LoRa at 868 MHz goes through trees, hedges, and a garden wall with link margin to spare. The TTGO LoRa32 shows RSSI values of roughly -90 to -100 dBm from the mailbox — solid enough that I’ve never had a missed notification in over a year.
Firmware and MQTT
The firmware variant I used sends MQTT messages with Home Assistant autodiscovery payloads. You need an MQTT broker running — the Mosquitto broker add-on handles this: install it from the HA Add-on Store (Settings → Add-ons → search Mosquitto), then add the MQTT integration under Integrations. When the mailbox door opens:
homeassistant/binary_sensor/mailboxguard/state → ON
HA picks this up automatically and creates a binary_sensor.mailboxguard entity. No manual YAML config needed on the HA side.

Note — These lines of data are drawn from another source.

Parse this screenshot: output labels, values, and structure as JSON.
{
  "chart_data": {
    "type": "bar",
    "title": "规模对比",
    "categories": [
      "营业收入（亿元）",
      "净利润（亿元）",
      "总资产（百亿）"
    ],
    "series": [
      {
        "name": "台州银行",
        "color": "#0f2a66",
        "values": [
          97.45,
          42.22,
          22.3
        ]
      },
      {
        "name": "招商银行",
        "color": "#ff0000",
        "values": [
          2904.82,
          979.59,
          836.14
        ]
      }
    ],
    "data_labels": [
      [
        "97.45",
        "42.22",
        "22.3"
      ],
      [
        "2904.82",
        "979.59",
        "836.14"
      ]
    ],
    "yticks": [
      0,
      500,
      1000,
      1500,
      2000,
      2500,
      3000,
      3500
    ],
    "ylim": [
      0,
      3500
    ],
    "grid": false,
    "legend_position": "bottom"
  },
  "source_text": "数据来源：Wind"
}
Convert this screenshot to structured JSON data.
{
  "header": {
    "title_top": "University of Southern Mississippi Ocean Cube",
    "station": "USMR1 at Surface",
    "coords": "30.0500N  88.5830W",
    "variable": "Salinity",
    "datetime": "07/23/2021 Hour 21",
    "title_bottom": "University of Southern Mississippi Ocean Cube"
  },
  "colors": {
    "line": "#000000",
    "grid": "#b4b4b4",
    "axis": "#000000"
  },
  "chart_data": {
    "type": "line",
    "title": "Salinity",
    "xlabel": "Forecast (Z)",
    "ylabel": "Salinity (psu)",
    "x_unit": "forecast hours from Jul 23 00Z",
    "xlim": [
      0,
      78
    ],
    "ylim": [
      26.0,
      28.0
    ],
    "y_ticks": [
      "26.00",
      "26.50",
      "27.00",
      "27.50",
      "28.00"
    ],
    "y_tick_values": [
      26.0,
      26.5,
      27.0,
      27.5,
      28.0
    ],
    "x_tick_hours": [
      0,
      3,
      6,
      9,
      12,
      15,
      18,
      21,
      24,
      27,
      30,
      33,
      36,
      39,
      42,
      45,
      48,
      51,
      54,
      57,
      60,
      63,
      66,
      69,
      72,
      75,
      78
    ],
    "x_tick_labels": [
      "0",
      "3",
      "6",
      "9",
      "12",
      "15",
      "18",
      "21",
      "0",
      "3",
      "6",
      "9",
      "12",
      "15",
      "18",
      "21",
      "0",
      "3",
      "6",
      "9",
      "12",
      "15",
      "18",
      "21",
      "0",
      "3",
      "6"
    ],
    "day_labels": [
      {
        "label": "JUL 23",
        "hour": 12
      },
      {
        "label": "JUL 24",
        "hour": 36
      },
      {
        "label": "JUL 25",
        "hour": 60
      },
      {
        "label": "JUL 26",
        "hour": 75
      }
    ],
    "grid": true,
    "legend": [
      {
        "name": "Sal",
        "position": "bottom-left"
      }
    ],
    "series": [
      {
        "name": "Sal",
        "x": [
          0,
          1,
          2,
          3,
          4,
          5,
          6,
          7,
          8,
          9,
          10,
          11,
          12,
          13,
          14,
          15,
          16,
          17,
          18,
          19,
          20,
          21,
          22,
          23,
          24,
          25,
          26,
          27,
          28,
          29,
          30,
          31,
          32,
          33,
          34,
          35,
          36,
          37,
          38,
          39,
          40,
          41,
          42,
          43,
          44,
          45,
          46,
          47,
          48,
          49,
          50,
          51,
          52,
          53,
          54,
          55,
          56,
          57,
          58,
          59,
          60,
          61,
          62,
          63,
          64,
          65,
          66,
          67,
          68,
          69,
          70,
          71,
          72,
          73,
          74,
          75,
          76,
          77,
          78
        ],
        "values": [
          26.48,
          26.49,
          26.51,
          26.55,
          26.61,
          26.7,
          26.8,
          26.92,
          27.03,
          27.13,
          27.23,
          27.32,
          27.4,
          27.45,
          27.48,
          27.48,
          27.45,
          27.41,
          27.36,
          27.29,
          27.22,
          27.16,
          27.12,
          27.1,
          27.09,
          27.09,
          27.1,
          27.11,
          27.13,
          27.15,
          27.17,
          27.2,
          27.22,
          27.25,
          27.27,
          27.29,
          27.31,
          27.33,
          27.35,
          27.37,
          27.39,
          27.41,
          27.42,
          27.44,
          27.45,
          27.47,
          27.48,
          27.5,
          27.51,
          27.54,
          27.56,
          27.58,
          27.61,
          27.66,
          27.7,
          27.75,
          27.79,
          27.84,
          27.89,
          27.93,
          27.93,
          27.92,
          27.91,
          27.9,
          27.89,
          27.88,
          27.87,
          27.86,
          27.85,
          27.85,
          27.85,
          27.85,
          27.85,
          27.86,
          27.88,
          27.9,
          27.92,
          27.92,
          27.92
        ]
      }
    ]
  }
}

The ATtiny1616 sits in deep sleep. When the reed switch trips it wakes up, transmits the LoRa packet, and goes back to sleep in under a second. That single 65-microampere transmission is the only meaningful power draw. The standby current on reed-switch-only mode is 280 nanoamperes — hence the year-long battery life.
Home Assistant Automation
Door opens → push notification to both phones:
alias: Mailbox — Notify on delivery
trigger:
- platform: state
entity_id: binary_sensor.mailboxguard
from: "off"
to: "on"
action:
- service: notify.alle_enheder
data:
title: "📬 Post i postkassen"
message: "Der er kommet post."
notify.alle_enheder is my notify group covering both phones simultaneously. The notification has never fired for a false positive. A reed switch is binary — there’s no ambiguity about whether the door is open or closed.
Installation
The MailBoxGuard mounts to the interior wall of the mailbox with small magnets. The antenna sits upright inside the enclosure and the whole unit is compact enough that it doesn’t interfere with letter delivery.
The TTGO LoRa32 at the house end lives in an IKEA cabinet where I keep all my networking and home automation gear. A short USB cable powers it.
One Thing to Know
PricelessToolkit discontinued the MailBoxGuard in favour of the newer PirBOX-LITE and PirBOX-MAX. Those are the current options if you’re buying new — same concept, improved hardware, more configuration options. If you find a MailBoxGuard in stock, it works exactly as described here.
Mine has been running since before the discontinuation. Rock solid.